- Directed by: Gauhar Raza
- Written by: Gauhar Raza
- Produced by: Nehru Memorial Museum and Library, ANHAD
- Music by: Kaajal
- Release date: 2008;
- Running time: 40 min
- Country: India
- Language: Hindi

= Inqilab =

Inqilab is a 2008 Indian documentary film directed by Gauhar Raza, about Indian freedom fighter, Bhagat Singh, co-produced by Nehru Memorial Museum and Library (NMML) and Act Now for Harmony and Democracy (ANHAD) in connection with the birth centenary of Bhagat Singh.

==Overview==
The 40-minute documentary which contains archival footage and original visuals of locations, is a tribute to the memory and sacrifice of Bhagat Singh, one of the most venerated nationalist figures in contemporary India. The documentary traces the evolution of this revolutionary icon as a political thinker and a visionary in the context of the Indian freedom struggle. The film is an attempt to craft an intellectual biography of Bhagat Singh in an audio-visual format. The documentary is produced as a part of the year-long celebrations organised by the Nehru Memorial Museum and Library in connection with the 100th birth anniversary of Bhagat Singh

It begins by tracking the early influences, beginning with Bhagat Singh's family, locating him in the national and international political context and finally tracing the roots of his future ideological formations. Through diverse textual material available at various repositories, it weaves through the biographical turning points to construct Bhagat Singh's dream of an independent, egalitarian, socialist and multicultural India.

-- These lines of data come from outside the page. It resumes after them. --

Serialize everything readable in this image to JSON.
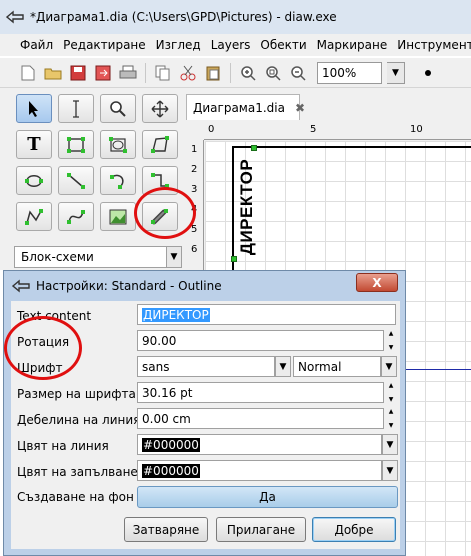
{
  "window": {
    "title": "*Диаграма1.dia (C:\\Users\\GPD\\Pictures) - diaw.exe"
  },
  "menu": [
    "Файл",
    "Редактиране",
    "Изглед",
    "Layers",
    "Обекти",
    "Маркиране",
    "Инструменти"
  ],
  "toolbar": {
    "zoom": "100%",
    "icons": [
      "new-icon",
      "open-icon",
      "save-icon",
      "export-icon",
      "print-icon",
      "copy-icon",
      "cut-icon",
      "paste-icon",
      "zoom-in-icon",
      "zoom-fit-icon",
      "zoom-out-icon"
    ]
  },
  "toolbox": {
    "tools": [
      "select",
      "text-cursor",
      "magnify",
      "move",
      "text",
      "box",
      "ellipse-box",
      "polygon",
      "bezier-polygon",
      "line",
      "arc",
      "zigzag",
      "polyline",
      "bezier",
      "image",
      "outline"
    ],
    "active_tool": "select",
    "sheet": "Блок-схеми"
  },
  "document": {
    "tab_label": "Диаграма1.dia",
    "ruler_h": [
      "0",
      "5",
      "10"
    ],
    "ruler_v": [
      "1",
      "2",
      "3",
      "4",
      "5",
      "6"
    ],
    "object_text": "ДИРЕКТОР"
  },
  "dialog": {
    "title": "Настройки: Standard - Outline",
    "close": "X",
    "labels": {
      "text_content": "Text content",
      "rotation": "Ротация",
      "font": "Шрифт",
      "font_size": "Размер на шрифта",
      "line_width": "Дебелина на линия",
      "line_color": "Цвят на линия",
      "fill_color": "Цвят на запълването",
      "show_background": "Създаване на фон"
    },
    "values": {
      "text_content": "ДИРЕКТОР",
      "rotation": "90.00",
      "font": "sans",
      "font_style": "Normal",
      "font_size": "30.16 pt",
      "line_width": "0.00 cm",
      "line_color": "#000000",
      "fill_color": "#000000",
      "show_background": "Да"
    },
    "buttons": {
      "close": "Затваряне",
      "apply": "Прилагане",
      "ok": "Добре"
    }
  },
  "colors": {
    "annotation": "#e01010",
    "selection_handle": "#2fbf2f"
  }
}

Parts of the documentary contain narration by Zohra Sehgal, Suchitra Gupta and Sarah Hashmi. Apart from this renowned social activists, intellectuals and historians, including Swami Agnivesh, Kuldip Nayar, Prof. Bipan Chandra, Prof. V.P. Dutt, Prof. K.N. Panikkar, Jagmohan Singh, Prof. Shantha Sinha, Prof. Chaman Lal, Prof. Urvashi Butalia, Dr S. Irfan Habib, Kamla Bhasin and Arpana Kaur, have also narrated parts of the script.

The documentary was shot in Lahore, Banga, Kolkata, Kanpur, Amritsar and Delhi.

At the end of the documentary Bhagat Singh's Punjabi-language track "Ghodi" was used as the background song. It was composed by students of DAV College, Lahore just after Bhagat Singh's execution and even now is part of folk tradition on both sides of the India-Pak border.